If there was anything that made Galahad notably different from his brother, it’s that he was never taught to be as introspective. From an early age, policy and routine became second nature for him almost to a fault, while Rumil delved into academics and sciences. He recalls a particular day from his youth when his father took him to a court proceeding, and he recalled feeling such admiration for the wit of the elvish juror that he’d go on to study law and legislature at the age of just eighteen, and later find a calling among Celia’nor’s prestigious courts as a soldier and city guard.
It was this emotional dissonance that his father and siblings were sometimes able to identify. Although Rumil was of a far more boisterous, unruly disposition, his studies permitted that he’d become self-actualized in a way Galahad always fell short of. Of course, when they talked about it, the point of contention was whether or not Galahad even believed he had issues at all, no matter how deep seated or superficial. It wasn’t necessarily denial, but some crude mix of emotional blindness and misguided judgment instead.
When he and Rumil began drifting apart, the thought was put on the backburner, replaced instead with dreams of high-stooped spires and glimmering towers that would later become Cauróst. As years passed, the spoils of war and omens of elvish glory slowly tempered whatever familial angst that followed him to Princehood. Though quelled, they’d never be erased, permitting that his childhood shortcomings become lasting, reticent faults in adulthood.
For the first time in years, these thoughts had finally resurfaced with the unforgiving force and suddenness of a warhammer. Though he had emerged victorious in his tumultuous duel with Galar, vainglory did not find a home in his heart that day, but something so, so incredibly anguished instead. It was the sort of anguish one feels for the somber memory of a loved one in spring, or vicious, self-eating hatred for oneself in winter.

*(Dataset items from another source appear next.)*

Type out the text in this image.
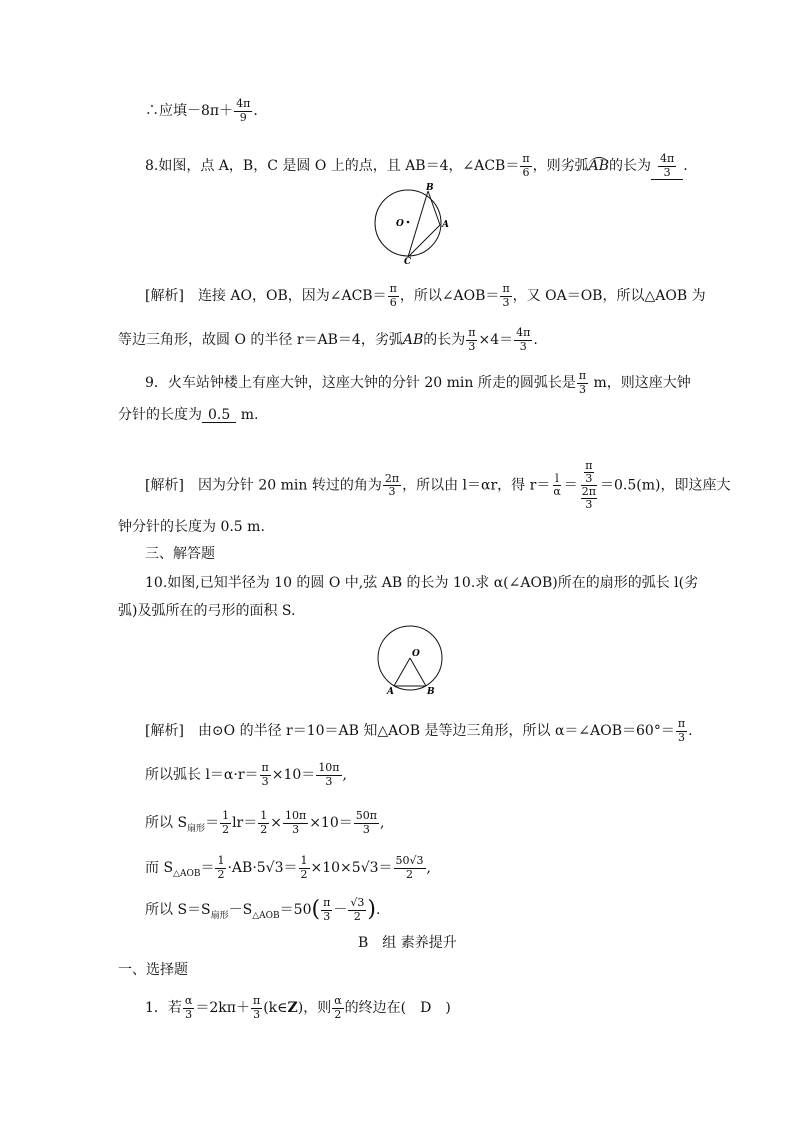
∴应填$-8\pi+ \frac{4\pi}{9}$ .
8.如图，点 A，B，C 是圆 O 上的点，且 AB＝4，∠ACB＝ $\frac{\pi}{6}$ ，则劣弧AB的长为 $\frac{4\pi}{3}$ .
O
B
A
C
[解析]　 连接 AO，OB，因为∠ACB＝ $\frac{\pi}{6}$ ，所以∠AOB＝ $\frac{\pi}{3}$ ，又 OA＝OB，所以△AOB 为
等边三角形，故圆 O 的半径 r＝AB＝4，劣弧AB的长为 $\frac{\pi}{3} \times 4= \frac{4\pi}{3}$ .
9．火车站钟楼上有座大钟，这座大钟的分针 20 min 所走的圆弧长是 $\frac{\pi}{3}$ m，则这座大钟
分针的长度为 0.5 m.
[解析]　 因为分针 20 min 转过的角为 $\frac{2\pi}{3}$ ，所以由 l＝αr，得 $r= \frac{l}{\alpha} = \pi$
3
2π
3 ＝0.5(m)，即这座大
钟分针的长度为 0.5 m.
三、解答题
10.如图,已知半径为 10 的圆 O 中,弦 AB 的长为 10.求 α(∠AOB)所在的扇形的弧长 l(劣
弧)及弧所在的弓形的面积 S.
O
A	B
[解析]　 由⊙O 的半径 r＝10＝AB 知△AOB 是等边三角形，所以 α＝∠AOB＝60°＝ $\frac{\pi}{3}$ .
所以弧长 $l=\alpha\cdot r= \frac{\pi}{3} \times 10= \frac{10\pi}{3}$ ,
所以 $S_{扇形}= \frac{1}{2} lr= \frac{1}{2} \times \frac{10\pi}{3} \times 10= \frac{50\pi}{3}$ ,
而 $S_{\triangle AOB}= \frac{1}{2} \cdot AB\cdot 5√3= \frac{1}{2} \times 10\times 5√3= \frac{50√3}{2}$ ,
所以 $S=S_{扇形}-S_{\triangle AOB}=50( \frac{\pi}{3} - \frac{√3}{2}$ ).
B　组 素养提升
一、选择题
1．若 $\frac{\alpha}{3} =2k\pi+ \frac{\pi}{3}$ (k∈Z)，则 $\frac{\alpha}{2}$ 的终边在(　D　)
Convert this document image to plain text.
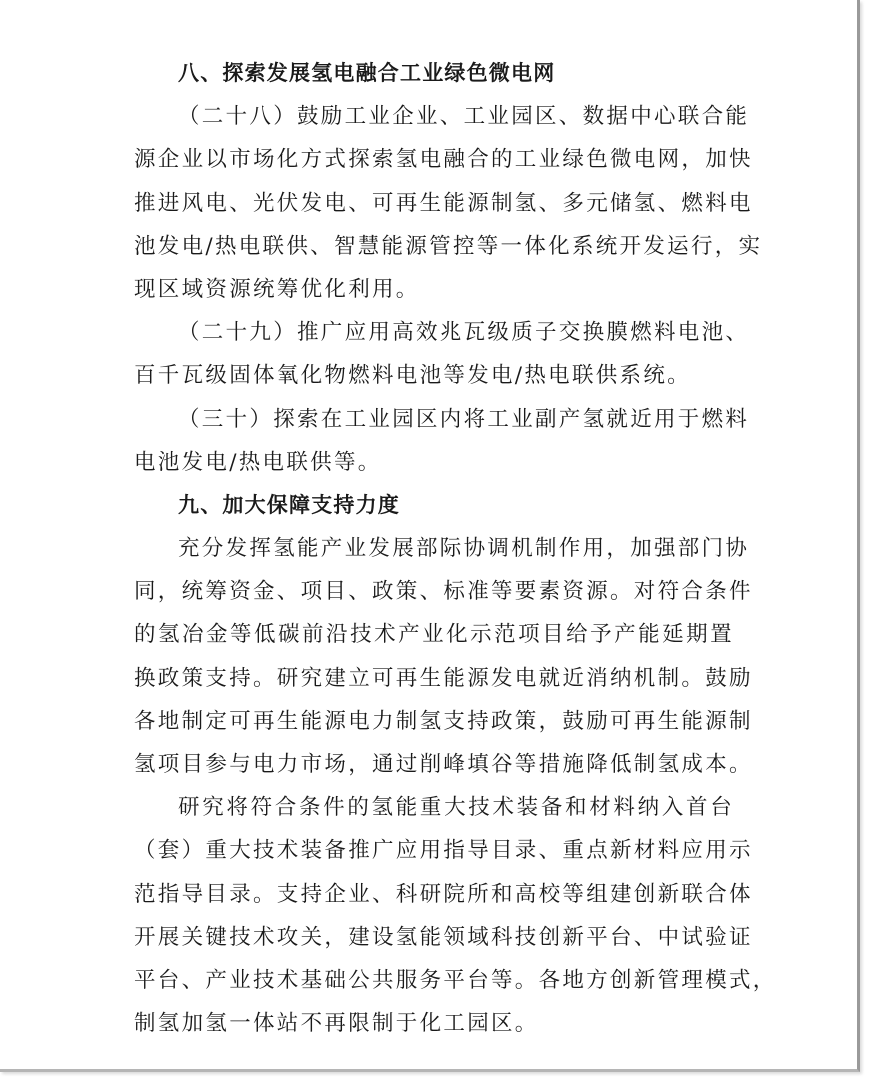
八、探索发展氢电融合工业绿色微电网
（二十八）鼓励工业企业、工业园区、数据中心联合能
源企业以市场化方式探索氢电融合的工业绿色微电网，加快
推进风电、光伏发电、可再生能源制氢、多元储氢、燃料电
池发电/热电联供、智慧能源管控等一体化系统开发运行，实
现区域资源统筹优化利用。
（二十九）推广应用高效兆瓦级质子交换膜燃料电池、
百千瓦级固体氧化物燃料电池等发电/热电联供系统。
（三十）探索在工业园区内将工业副产氢就近用于燃料
电池发电/热电联供等。
九、加大保障支持力度
充分发挥氢能产业发展部际协调机制作用，加强部门协
同，统筹资金、项目、政策、标准等要素资源。对符合条件
的氢冶金等低碳前沿技术产业化示范项目给予产能延期置
换政策支持。研究建立可再生能源发电就近消纳机制。鼓励
各地制定可再生能源电力制氢支持政策，鼓励可再生能源制
氢项目参与电力市场，通过削峰填谷等措施降低制氢成本。
研究将符合条件的氢能重大技术装备和材料纳入首台
（套）重大技术装备推广应用指导目录、重点新材料应用示
范指导目录。支持企业、科研院所和高校等组建创新联合体
开展关键技术攻关，建设氢能领域科技创新平台、中试验证
平台、产业技术基础公共服务平台等。各地方创新管理模式，
制氢加氢一体站不再限制于化工园区。
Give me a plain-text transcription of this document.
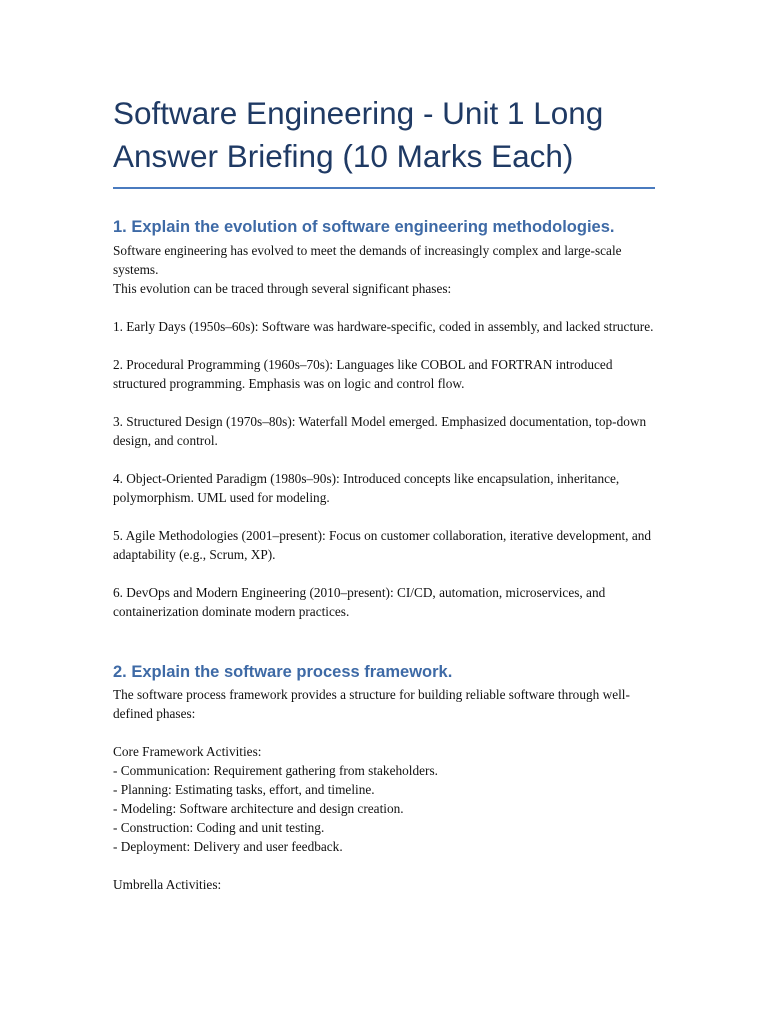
Software Engineering - Unit 1 Long Answer Briefing (10 Marks Each)
1. Explain the evolution of software engineering methodologies.

Software engineering has evolved to meet the demands of increasingly complex and large-scale systems.
This evolution can be traced through several significant phases:

1. Early Days (1950s–60s): Software was hardware-specific, coded in assembly, and lacked structure.

2. Procedural Programming (1960s–70s): Languages like COBOL and FORTRAN introduced structured programming. Emphasis was on logic and control flow.

3. Structured Design (1970s–80s): Waterfall Model emerged. Emphasized documentation, top-down design, and control.

4. Object-Oriented Paradigm (1980s–90s): Introduced concepts like encapsulation, inheritance, polymorphism. UML used for modeling.

5. Agile Methodologies (2001–present): Focus on customer collaboration, iterative development, and adaptability (e.g., Scrum, XP).

6. DevOps and Modern Engineering (2010–present): CI/CD, automation, microservices, and containerization dominate modern practices.

2. Explain the software process framework.

The software process framework provides a structure for building reliable software through well-defined phases:

Core Framework Activities:

- Communication: Requirement gathering from stakeholders.

- Planning: Estimating tasks, effort, and timeline.

- Modeling: Software architecture and design creation.

- Construction: Coding and unit testing.

- Deployment: Delivery and user feedback.

Umbrella Activities:
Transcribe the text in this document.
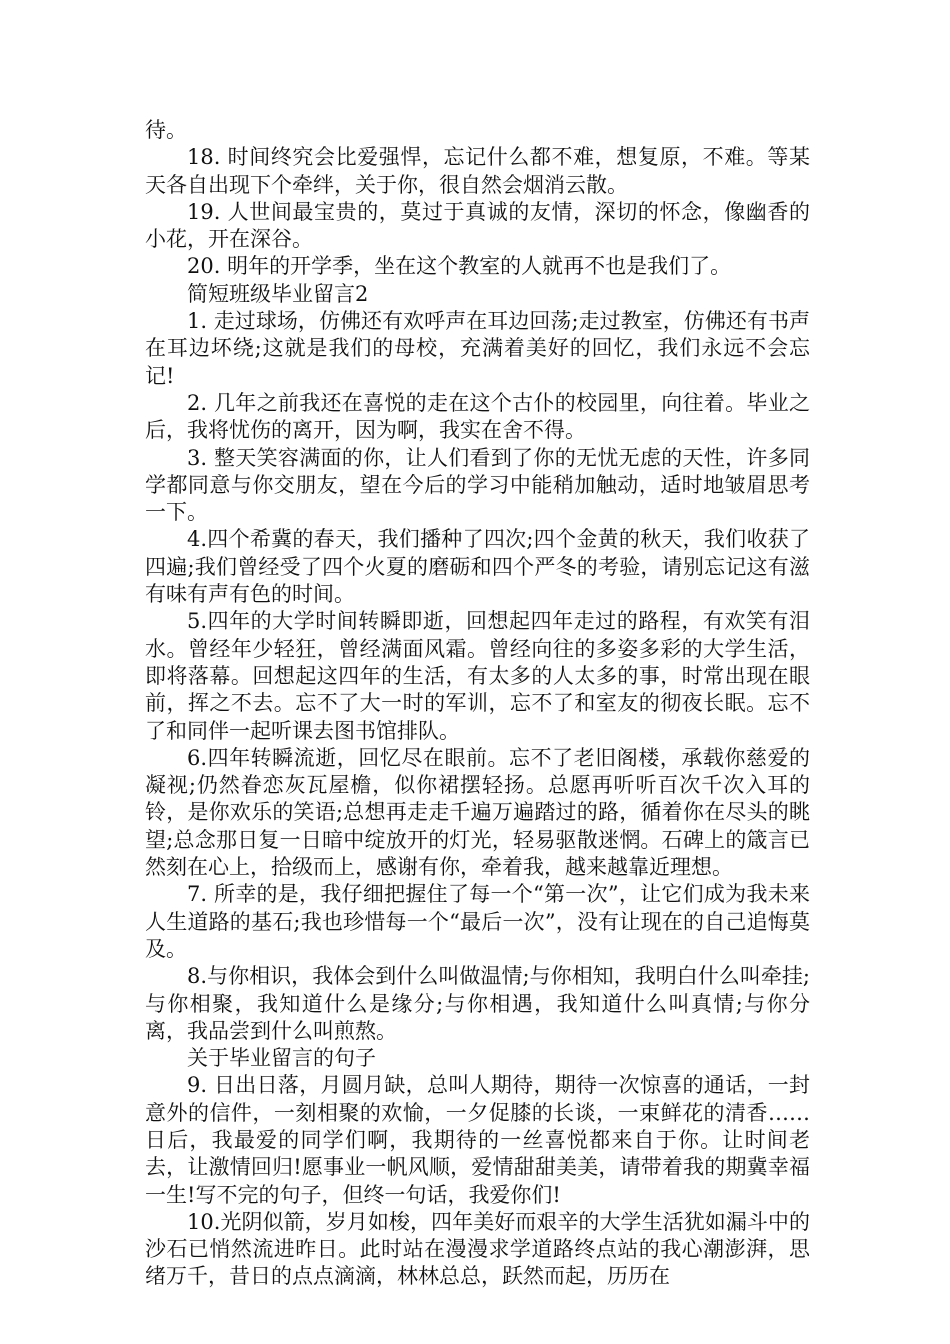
待。

18. 时间终究会比爱强悍，忘记什么都不难，想复原，不难。等某天各自出现下个牵绊，关于你，很自然会烟消云散。

19. 人世间最宝贵的，莫过于真诚的友情，深切的怀念，像幽香的小花，开在深谷。

20. 明年的开学季，坐在这个教室的人就再不也是我们了。

简短班级毕业留言2

1. 走过球场，仿佛还有欢呼声在耳边回荡;走过教室，仿佛还有书声在耳边坏绕;这就是我们的母校，充满着美好的回忆，我们永远不会忘记!

2. 几年之前我还在喜悦的走在这个古仆的校园里，向往着。毕业之后，我将忧伤的离开，因为啊，我实在舍不得。

3. 整天笑容满面的你，让人们看到了你的无忧无虑的天性，许多同学都同意与你交朋友，望在今后的学习中能稍加触动，适时地皱眉思考一下。

4.四个希冀的春天，我们播种了四次;四个金黄的秋天，我们收获了四遍;我们曾经受了四个火夏的磨砺和四个严冬的考验，请别忘记这有滋有味有声有色的时间。

5.四年的大学时间转瞬即逝，回想起四年走过的路程，有欢笑有泪水。曾经年少轻狂，曾经满面风霜。曾经向往的多姿多彩的大学生活，即将落幕。回想起这四年的生活，有太多的人太多的事，时常出现在眼前，挥之不去。忘不了大一时的军训，忘不了和室友的彻夜长眠。忘不了和同伴一起听课去图书馆排队。

6.四年转瞬流逝，回忆尽在眼前。忘不了老旧阁楼，承载你慈爱的凝视;仍然眷恋灰瓦屋檐，似你裙摆轻扬。总愿再听听百次千次入耳的铃，是你欢乐的笑语;总想再走走千遍万遍踏过的路，循着你在尽头的眺望;总念那日复一日暗中绽放开的灯光，轻易驱散迷惘。石碑上的箴言已然刻在心上，拾级而上，感谢有你，牵着我，越来越靠近理想。

7. 所幸的是，我仔细把握住了每一个“第一次”，让它们成为我未来人生道路的基石;我也珍惜每一个“最后一次”，没有让现在的自己追悔莫及。

8.与你相识，我体会到什么叫做温情;与你相知，我明白什么叫牵挂;与你相聚，我知道什么是缘分;与你相遇，我知道什么叫真情;与你分离，我品尝到什么叫煎熬。

关于毕业留言的句子

9. 日出日落，月圆月缺，总叫人期待，期待一次惊喜的通话，一封意外的信件，一刻相聚的欢愉，一夕促膝的长谈，一束鲜花的清香……日后，我最爱的同学们啊，我期待的一丝喜悦都来自于你。让时间老去，让激情回归!愿事业一帆风顺，爱情甜甜美美，请带着我的期冀幸福一生!写不完的句子，但终一句话，我爱你们!

10.光阴似箭，岁月如梭，四年美好而艰辛的大学生活犹如漏斗中的沙石已悄然流进昨日。此时站在漫漫求学道路终点站的我心潮澎湃，思绪万千，昔日的点点滴滴，林林总总，跃然而起，历历在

As with his childhood bouts with Rumil, the question remained of whether or not he’d be able to come to terms with such turmoil. Days following the duel, a sort of weariness weighed on him that he hadn’t felt since he wept in his father’s arms when he was a boy, which would soon be supplemented by outright sickness. It simply coiled in his chest at first, leaving him an anxiously ridden mess most of the day, and soon festered into notable feelings of nausea and vertigo that left him discreetly fleeing from his royal obligations while delegating the paperwork to his secretaries and council. There were times where he’d take to procuring some infusion of herbal tea to ease his condition, but his lack of familiarity to herbal medicines seldom granted him the solitude he so desperately needed in those moments.
But he never understood why he felt the way he did. It started after the duel, but the rest of it was beyond him. It felt like looking through a foggy window, able to make out the silhouette of a figure behind it but not enough to pick apart the complexities or nuance of it.
Maeline had entered the clinic as the physicians tended to Galar. It went without forethought at the time, but Galahad instructed her to leave in spite of the kindness she arrived with. When she brushed past him and made her way towards his cot, he had never felt such immediate vitriol simmer in his chest, and for as thankful he was that Maeline chose not to protest when he had chastised her, the other part of him dwells on what he would have said if she did.
There are times where he questions if he’s merciful or powerful for withholding his judgment, but what merit to Princehood if not for such dilemmas that come with it?